Integration von Minderheiten im post-sowjetischen Raum: Lettland und seine russische Minderheit


Seminararbeit, 2001

17 Seiten, Note: 1


Leseprobe


Inhaltsverzeichnis

1. Lettland und seine russische Minderheit

2. Die Verzögerung der Einbürgerung der Russen in Lettland
2.1. Der Elitenwandel in Lettland nach Erlangung der Unabhängigkeit
2.2. Das Staatsangehörigkeitsgesetz
2.3. Wirtschaftliche und soziale Konkurrenz zwischen Russen und Letten
2.4. Rational Choice der lettischen Eliten
2.5. Die Auswirkungen der Strategie der Exklusion
2.6. Gründe für die eingeleitete Liberalisierung der Einbürgerungspolitik
2.6.1. Interne Gründe
2.6.2. Externe Gründe

3. Lettland als stabilisierte Demokratie

4. Literaturverzeichnis

1. Lettland und seine russische Minderheit

Lettland, seit knapp zehn Jahren wieder als unabhängiger Staat anerkannt, besitzt eine der relativ zu seiner Gesamtbevölkerungszahl größten russischsprachigen Minderheiten im postsowjetischen Raum. Letten stellen nur knapp die Mehrheit der Bevölkerung, während ostslawische, überwiegend russischsprachige Minderheiten, fast 40 % der Bevölkerung bilden.[1] Diese Bevölkerungsgruppe ist Lettlands Erbe aus der Zeit der Sowjetunion mit ihrem großangelegten Bevölkerungsaustausch. Deswegen eignet sich Lettland besonders für eine Untersuchung in Bezug auf die Integration dieser starken Minderheit.
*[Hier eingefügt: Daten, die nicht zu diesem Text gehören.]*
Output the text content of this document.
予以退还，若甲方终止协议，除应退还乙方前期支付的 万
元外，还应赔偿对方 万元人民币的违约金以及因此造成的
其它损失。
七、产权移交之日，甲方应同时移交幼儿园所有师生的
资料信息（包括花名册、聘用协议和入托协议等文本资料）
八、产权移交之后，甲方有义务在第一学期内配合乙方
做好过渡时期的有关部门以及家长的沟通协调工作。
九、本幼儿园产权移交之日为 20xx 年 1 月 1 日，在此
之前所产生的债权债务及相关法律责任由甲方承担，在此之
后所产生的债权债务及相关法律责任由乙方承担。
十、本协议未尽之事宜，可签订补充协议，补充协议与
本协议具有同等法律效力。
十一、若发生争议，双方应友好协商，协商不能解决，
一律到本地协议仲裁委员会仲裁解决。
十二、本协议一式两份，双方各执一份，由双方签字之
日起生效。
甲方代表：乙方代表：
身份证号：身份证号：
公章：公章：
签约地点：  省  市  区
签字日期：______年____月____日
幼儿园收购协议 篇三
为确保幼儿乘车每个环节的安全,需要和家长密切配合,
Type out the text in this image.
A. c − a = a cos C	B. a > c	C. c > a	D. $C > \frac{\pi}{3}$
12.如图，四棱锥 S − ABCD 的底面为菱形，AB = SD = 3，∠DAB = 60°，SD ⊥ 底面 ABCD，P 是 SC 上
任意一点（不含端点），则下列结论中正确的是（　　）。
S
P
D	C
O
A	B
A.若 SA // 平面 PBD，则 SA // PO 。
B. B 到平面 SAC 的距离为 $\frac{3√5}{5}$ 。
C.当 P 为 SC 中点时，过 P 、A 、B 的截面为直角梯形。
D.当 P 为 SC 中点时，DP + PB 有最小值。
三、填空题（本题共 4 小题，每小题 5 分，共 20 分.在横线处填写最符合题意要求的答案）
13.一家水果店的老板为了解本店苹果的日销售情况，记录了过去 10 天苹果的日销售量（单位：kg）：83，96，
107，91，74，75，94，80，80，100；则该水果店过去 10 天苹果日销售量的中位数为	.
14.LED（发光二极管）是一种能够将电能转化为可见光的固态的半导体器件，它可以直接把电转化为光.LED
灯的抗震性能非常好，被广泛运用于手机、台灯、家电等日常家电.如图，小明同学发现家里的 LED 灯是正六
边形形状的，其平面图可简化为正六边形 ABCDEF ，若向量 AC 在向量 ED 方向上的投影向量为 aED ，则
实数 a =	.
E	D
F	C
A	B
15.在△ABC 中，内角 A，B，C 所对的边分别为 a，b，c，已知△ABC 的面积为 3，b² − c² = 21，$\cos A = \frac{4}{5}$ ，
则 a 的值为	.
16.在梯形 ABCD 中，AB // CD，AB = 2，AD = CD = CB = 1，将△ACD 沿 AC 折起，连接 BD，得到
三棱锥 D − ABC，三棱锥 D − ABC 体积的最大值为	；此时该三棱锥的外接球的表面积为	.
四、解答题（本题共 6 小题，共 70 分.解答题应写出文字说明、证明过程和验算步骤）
Die Debatte, wer die Staatsbürgerschaft eines neuen unabhängigen Staates erhalten sollte und wer nicht, ist in diesem Fall von besonderer Bedeutung.[2] Wie konnte es dazu kommen, dass ein großer Teil der Bevölkerung durch die Verweigerung der lettischen Gesetzgeber, ihnen die Staatsbürgerschaft zu verleihen, von staatsbürgerlichen Partizipationsrechten ausgeschlossen wurde und auch zahlreiche weitere Benachteiligungen erfahren musste? Welche Gründe bewegten die politischen Eliten zu der Entscheidung, die Staatsbürgerschaft exklusiv nur an Letten zu verleihen?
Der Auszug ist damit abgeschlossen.